Sebagaimana Rasulullah SAW pernah bersabda:

"Pernah ada seorang laki-laki mengeluh kepada Nabi tentang kerasnya hatinya. Maka beliau bersabda, ‘Apakah kamu ingin hatimu menjadi lembut dan hajatmu terkabul? Sayangilah anak yatim, usaplah kepalanya, berilah makan dari makananmu, maka hatimu akan menjadi lembut dan hajatmu akan terkabul.’” (HR. Thabarani)

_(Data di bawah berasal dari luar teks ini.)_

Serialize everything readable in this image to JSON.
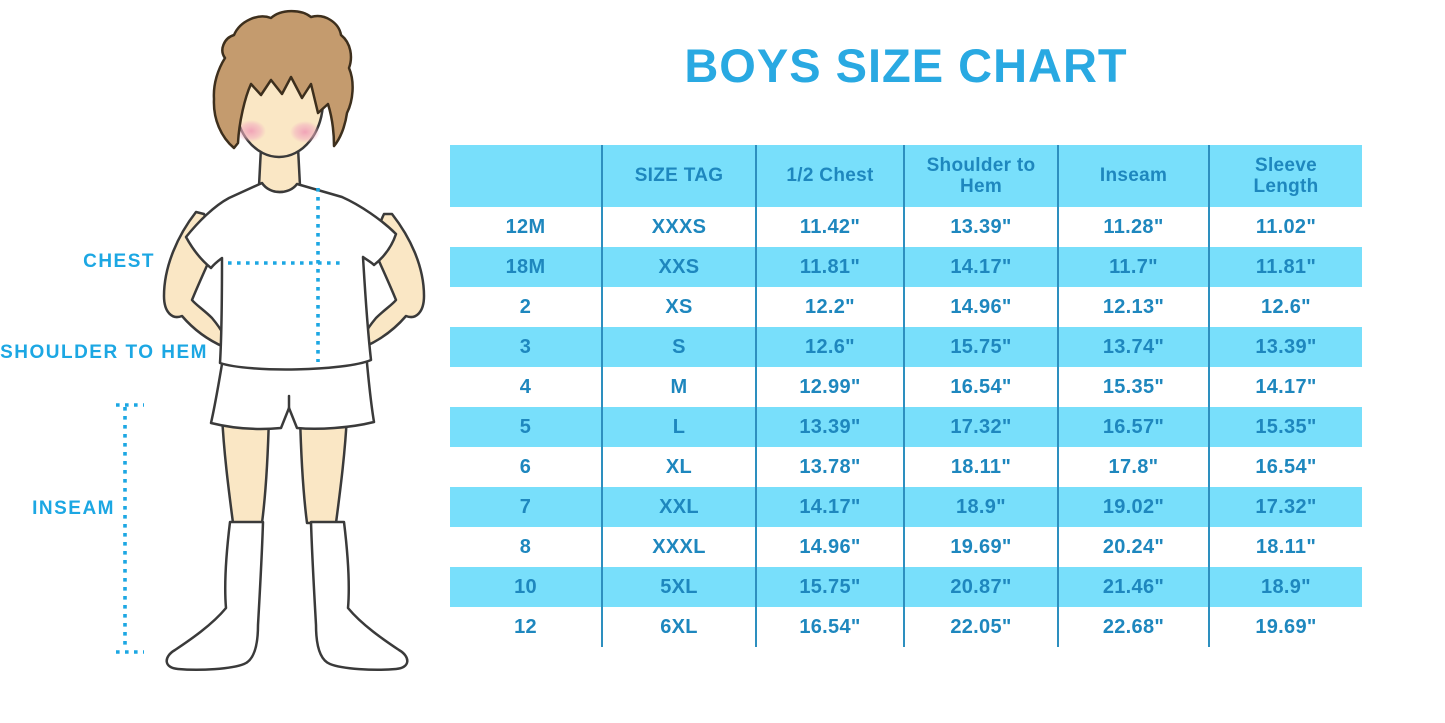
{
  "title": "BOYS SIZE CHART",
  "colors": {
    "accent": "#1CA7E3",
    "title": "#29A9E2",
    "table_text": "#1E87BE",
    "stripe": "#78DFFB",
    "separator": "#2D8FBF"
  },
  "figure": {
    "labels": {
      "chest": "CHEST",
      "shoulder_to_hem": "SHOULDER TO HEM",
      "inseam": "INSEAM"
    }
  },
  "chart_data": {
    "type": "table",
    "title": "BOYS SIZE CHART",
    "columns": [
      "",
      "SIZE TAG",
      "1/2 Chest",
      "Shoulder to Hem",
      "Inseam",
      "Sleeve Length"
    ],
    "rows": [
      [
        "12M",
        "XXXS",
        "11.42\"",
        "13.39\"",
        "11.28\"",
        "11.02\""
      ],
      [
        "18M",
        "XXS",
        "11.81\"",
        "14.17\"",
        "11.7\"",
        "11.81\""
      ],
      [
        "2",
        "XS",
        "12.2\"",
        "14.96\"",
        "12.13\"",
        "12.6\""
      ],
      [
        "3",
        "S",
        "12.6\"",
        "15.75\"",
        "13.74\"",
        "13.39\""
      ],
      [
        "4",
        "M",
        "12.99\"",
        "16.54\"",
        "15.35\"",
        "14.17\""
      ],
      [
        "5",
        "L",
        "13.39\"",
        "17.32\"",
        "16.57\"",
        "15.35\""
      ],
      [
        "6",
        "XL",
        "13.78\"",
        "18.11\"",
        "17.8\"",
        "16.54\""
      ],
      [
        "7",
        "XXL",
        "14.17\"",
        "18.9\"",
        "19.02\"",
        "17.32\""
      ],
      [
        "8",
        "XXXL",
        "14.96\"",
        "19.69\"",
        "20.24\"",
        "18.11\""
      ],
      [
        "10",
        "5XL",
        "15.75\"",
        "20.87\"",
        "21.46\"",
        "18.9\""
      ],
      [
        "12",
        "6XL",
        "16.54\"",
        "22.05\"",
        "22.68\"",
        "19.69\""
      ]
    ],
    "stripe_pattern": "header and every second data row highlighted light blue",
    "legend_position": "none",
    "grid": "vertical separators only"
  }
}
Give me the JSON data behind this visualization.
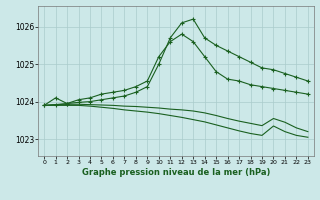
{
  "title": "Graphe pression niveau de la mer (hPa)",
  "background_color": "#cce8e8",
  "grid_color": "#aacccc",
  "line_color": "#1a6020",
  "x_ticks": [
    0,
    1,
    2,
    3,
    4,
    5,
    6,
    7,
    8,
    9,
    10,
    11,
    12,
    13,
    14,
    15,
    16,
    17,
    18,
    19,
    20,
    21,
    22,
    23
  ],
  "y_ticks": [
    1023,
    1024,
    1025,
    1026
  ],
  "ylim": [
    1022.55,
    1026.55
  ],
  "xlim": [
    -0.5,
    23.5
  ],
  "series": [
    {
      "x": [
        0,
        1,
        2,
        3,
        4,
        5,
        6,
        7,
        8,
        9,
        10,
        11,
        12,
        13,
        14,
        15,
        16,
        17,
        18,
        19,
        20,
        21,
        22,
        23
      ],
      "y": [
        1023.9,
        1024.1,
        1023.95,
        1024.05,
        1024.1,
        1024.2,
        1024.25,
        1024.3,
        1024.4,
        1024.55,
        1025.2,
        1025.6,
        1025.8,
        1025.6,
        1025.2,
        1024.8,
        1024.6,
        1024.55,
        1024.45,
        1024.4,
        1024.35,
        1024.3,
        1024.25,
        1024.2
      ],
      "marker": true
    },
    {
      "x": [
        0,
        1,
        2,
        3,
        4,
        5,
        6,
        7,
        8,
        9,
        10,
        11,
        12,
        13,
        14,
        15,
        16,
        17,
        18,
        19,
        20,
        21,
        22,
        23
      ],
      "y": [
        1023.9,
        1023.92,
        1023.95,
        1023.98,
        1024.0,
        1024.05,
        1024.1,
        1024.15,
        1024.25,
        1024.4,
        1025.0,
        1025.7,
        1026.1,
        1026.2,
        1025.7,
        1025.5,
        1025.35,
        1025.2,
        1025.05,
        1024.9,
        1024.85,
        1024.75,
        1024.65,
        1024.55
      ],
      "marker": true
    },
    {
      "x": [
        0,
        1,
        2,
        3,
        4,
        5,
        6,
        7,
        8,
        9,
        10,
        11,
        12,
        13,
        14,
        15,
        16,
        17,
        18,
        19,
        20,
        21,
        22,
        23
      ],
      "y": [
        1023.9,
        1023.92,
        1023.93,
        1023.93,
        1023.92,
        1023.91,
        1023.9,
        1023.88,
        1023.87,
        1023.85,
        1023.83,
        1023.8,
        1023.78,
        1023.75,
        1023.7,
        1023.63,
        1023.55,
        1023.48,
        1023.42,
        1023.36,
        1023.55,
        1023.45,
        1023.3,
        1023.2
      ],
      "marker": false
    },
    {
      "x": [
        0,
        1,
        2,
        3,
        4,
        5,
        6,
        7,
        8,
        9,
        10,
        11,
        12,
        13,
        14,
        15,
        16,
        17,
        18,
        19,
        20,
        21,
        22,
        23
      ],
      "y": [
        1023.9,
        1023.9,
        1023.9,
        1023.9,
        1023.88,
        1023.85,
        1023.82,
        1023.78,
        1023.75,
        1023.72,
        1023.68,
        1023.63,
        1023.58,
        1023.52,
        1023.46,
        1023.38,
        1023.3,
        1023.22,
        1023.15,
        1023.1,
        1023.35,
        1023.2,
        1023.1,
        1023.05
      ],
      "marker": false
    }
  ]
}
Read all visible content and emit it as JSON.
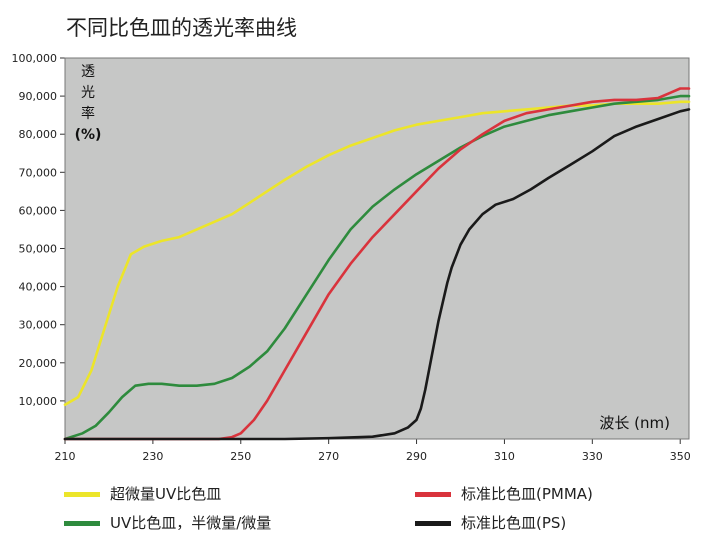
{
  "title": "不同比色皿的透光率曲线",
  "chart_data": {
    "type": "line",
    "title": "不同比色皿的透光率曲线",
    "xlabel": "波长 (nm)",
    "ylabel_lines": [
      "透",
      "光",
      "率",
      "(%)"
    ],
    "xlim": [
      210,
      352
    ],
    "ylim": [
      0,
      100000
    ],
    "x_ticks": [
      "210",
      "230",
      "250",
      "270",
      "290",
      "310",
      "330",
      "350"
    ],
    "y_ticks": [
      "10,000",
      "20,000",
      "30,000",
      "40,000",
      "50,000",
      "60,000",
      "70,000",
      "80,000",
      "90,000",
      "100,000"
    ],
    "grid": false,
    "legend_position": "bottom",
    "series": [
      {
        "name": "超微量UV比色皿",
        "color": "#ece52a",
        "x": [
          210,
          213,
          216,
          219,
          222,
          225,
          228,
          232,
          236,
          240,
          244,
          248,
          252,
          256,
          260,
          265,
          270,
          275,
          280,
          285,
          290,
          295,
          300,
          305,
          310,
          315,
          320,
          325,
          330,
          335,
          340,
          345,
          350,
          352
        ],
        "y": [
          9000,
          11000,
          18000,
          29000,
          40000,
          48500,
          50500,
          52000,
          53000,
          55000,
          57000,
          59000,
          62000,
          65000,
          68000,
          71500,
          74500,
          77000,
          79000,
          81000,
          82500,
          83500,
          84500,
          85500,
          86000,
          86500,
          87000,
          87500,
          87500,
          88000,
          88000,
          88000,
          88500,
          88500
        ]
      },
      {
        "name": "UV比色皿，半微量/微量",
        "color": "#2e8b3d",
        "x": [
          210,
          214,
          217,
          220,
          223,
          226,
          229,
          232,
          236,
          240,
          244,
          248,
          252,
          256,
          260,
          265,
          270,
          275,
          280,
          285,
          290,
          295,
          300,
          305,
          310,
          315,
          320,
          325,
          330,
          335,
          340,
          345,
          350,
          352
        ],
        "y": [
          0,
          1500,
          3500,
          7000,
          11000,
          14000,
          14500,
          14500,
          14000,
          14000,
          14500,
          16000,
          19000,
          23000,
          29000,
          38000,
          47000,
          55000,
          61000,
          65500,
          69500,
          73000,
          76500,
          79500,
          82000,
          83500,
          85000,
          86000,
          87000,
          88000,
          88500,
          89000,
          90000,
          90000
        ]
      },
      {
        "name": "标准比色皿(PMMA)",
        "color": "#d9333c",
        "x": [
          210,
          230,
          245,
          248,
          250,
          253,
          256,
          260,
          265,
          270,
          275,
          280,
          285,
          290,
          295,
          300,
          305,
          310,
          315,
          320,
          325,
          330,
          335,
          340,
          345,
          348,
          350,
          352
        ],
        "y": [
          0,
          0,
          0,
          500,
          1500,
          5000,
          10000,
          18000,
          28000,
          38000,
          46000,
          53000,
          59000,
          65000,
          71000,
          76000,
          80000,
          83500,
          85500,
          86500,
          87500,
          88500,
          89000,
          89000,
          89500,
          91000,
          92000,
          92000
        ]
      },
      {
        "name": "标准比色皿(PS)",
        "color": "#1a1a1a",
        "x": [
          210,
          240,
          260,
          270,
          280,
          285,
          288,
          290,
          291,
          292,
          293,
          294,
          295,
          296,
          297,
          298,
          300,
          302,
          305,
          308,
          312,
          316,
          320,
          325,
          330,
          335,
          340,
          345,
          350,
          352
        ],
        "y": [
          0,
          0,
          0,
          200,
          600,
          1500,
          3000,
          5000,
          8000,
          13000,
          19000,
          25000,
          31000,
          36000,
          41000,
          45000,
          51000,
          55000,
          59000,
          61500,
          63000,
          65500,
          68500,
          72000,
          75500,
          79500,
          82000,
          84000,
          86000,
          86500
        ]
      }
    ]
  }
}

Maka dari itu, menyantuni anak yatim tidak dibatasi oleh waktu tertentu. Namun menjadikan tanggal 10 Muharram sebagai momen khusus adalah bentuk penghormatan terhadap sunnah Nabi dan ajaran Islam yang memuliakan mereka.

Walau tidak termasuk hari raya yang diwajibkan syariat, “Idul Yatama” tetap layak dijadikan perayaan kebahagiaan. Sebab kebahagiaan yang kita berikan kepada anak-anak yatim akan kembali kepada diri kita sebagai kebaikan yang berlipat di sisi Allah.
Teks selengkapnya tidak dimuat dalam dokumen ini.